Brett and I have been overwhelmed by the many calls and emails of support, love and prayers for our family. We are still trying to come to terms with our emotions and with trying to make such quick decisions for Jenelle. This has all happened very quickly, and it helps to know we have so much support and love. Thank you.
Jenelle's 24 hour Video EEG began on Thursday, September 11, 2003 at 11:00 a.m.. She was released the next day about the same time. It was a little weird checking her into Children's Hospital on such an emotional anniversary as September 11. The test went well, and I stayed with her the entire time, and Brett only left that night to take care of Jack. I "marked" many, many "events" that may or may not have been seizures - over a hundred I believe. Dr. Phillips arrived the next morning and met with us before releasing Jenelle. He studied some of my marked events for about 10 minutes and felt some were seizures, and that some were not. He is still not certain if she has Infantile Spasms which means he was not ready to start the aggressive treatment that day. The VEEG results will take two days to process, and we will talk with him again on Monday. Because we confirmed that Jenelle is having seizures, he placed her on Phenobarbital which is an anti-seizure medication common for patients with Epilepsy. Jenelle definitely has Epilepsy, what form we are not certain. True "IS" will not respond well to the Phenobarbital (meaning the seizures will continue) so that may help us in the diagnosis.
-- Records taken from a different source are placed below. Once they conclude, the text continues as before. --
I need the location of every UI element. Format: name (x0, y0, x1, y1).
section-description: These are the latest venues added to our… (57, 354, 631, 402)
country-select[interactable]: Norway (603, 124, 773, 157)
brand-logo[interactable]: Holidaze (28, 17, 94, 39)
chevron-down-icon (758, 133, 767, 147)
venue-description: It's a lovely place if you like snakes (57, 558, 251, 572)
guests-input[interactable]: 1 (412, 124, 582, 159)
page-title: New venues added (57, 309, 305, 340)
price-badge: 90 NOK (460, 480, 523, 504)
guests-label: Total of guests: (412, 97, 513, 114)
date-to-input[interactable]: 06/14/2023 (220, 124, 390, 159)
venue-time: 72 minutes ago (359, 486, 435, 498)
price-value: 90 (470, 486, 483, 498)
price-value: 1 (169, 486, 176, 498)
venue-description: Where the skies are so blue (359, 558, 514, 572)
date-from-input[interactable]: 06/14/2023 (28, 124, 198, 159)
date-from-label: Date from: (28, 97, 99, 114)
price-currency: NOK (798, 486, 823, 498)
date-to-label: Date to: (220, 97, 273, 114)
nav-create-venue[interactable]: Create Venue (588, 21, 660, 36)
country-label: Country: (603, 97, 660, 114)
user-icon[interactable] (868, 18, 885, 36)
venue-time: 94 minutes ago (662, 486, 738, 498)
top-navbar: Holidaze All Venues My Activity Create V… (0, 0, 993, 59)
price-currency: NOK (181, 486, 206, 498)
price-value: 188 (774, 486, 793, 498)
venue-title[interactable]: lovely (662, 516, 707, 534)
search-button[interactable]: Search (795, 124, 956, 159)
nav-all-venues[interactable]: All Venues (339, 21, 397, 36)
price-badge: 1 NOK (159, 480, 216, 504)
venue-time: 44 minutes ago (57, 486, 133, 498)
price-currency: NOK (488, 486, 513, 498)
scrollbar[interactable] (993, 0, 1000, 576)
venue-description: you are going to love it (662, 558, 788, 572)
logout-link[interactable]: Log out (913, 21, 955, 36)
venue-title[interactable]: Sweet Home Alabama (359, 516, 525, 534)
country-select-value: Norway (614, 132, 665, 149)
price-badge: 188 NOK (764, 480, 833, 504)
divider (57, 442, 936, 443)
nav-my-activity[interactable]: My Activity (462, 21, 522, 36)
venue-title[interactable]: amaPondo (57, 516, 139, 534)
Through another Mom friend from daycare (the same who suggested Jenelle might be having seizures) we were given the phone number for a parent who's daughter is a patient of Dr. W. Donald Shields at UCLA. Dr. Shields is the leading authority on the West Coast (if not the nation) for Infantile Spasms. She gave me a private number for his personal nurse assistant, I left a message with her during the night of Jenelle's VEEG. The nurse called us back minutes after Dr. Phillips left Jenelle's hospital room. We mentioned UCLA to Dr. Phillips, and he was all for us contacting them as well. Dr. Shield's nurse got some more information about Jenelle and her history, and said she would speak to Dr. Shields that afternoon to see if he wants to personally see Jenelle. She promised to get back to us that day, and she spoke to Brett later in the day informing him we would be seeing Dr. Shields on Thursday, September 26, 2003 at 1:00 p.m. When I originally spoke to Dr. Shields's nurse, she said they knew Dr. Phillips, and we were already seeing one of the best in regards to Epilepsy. That was comforting.
So, we had some more time to wait, and now an appointment for a second opinion. It is still very possible that Jenelle could be back at CHOC next week sometime to start the steroid treatment. Regardless, we do know that she is having seizures, and we need to stop them in any way possible so we can avoid any type of brain damage. At least we know have some idea of the direction we need to go.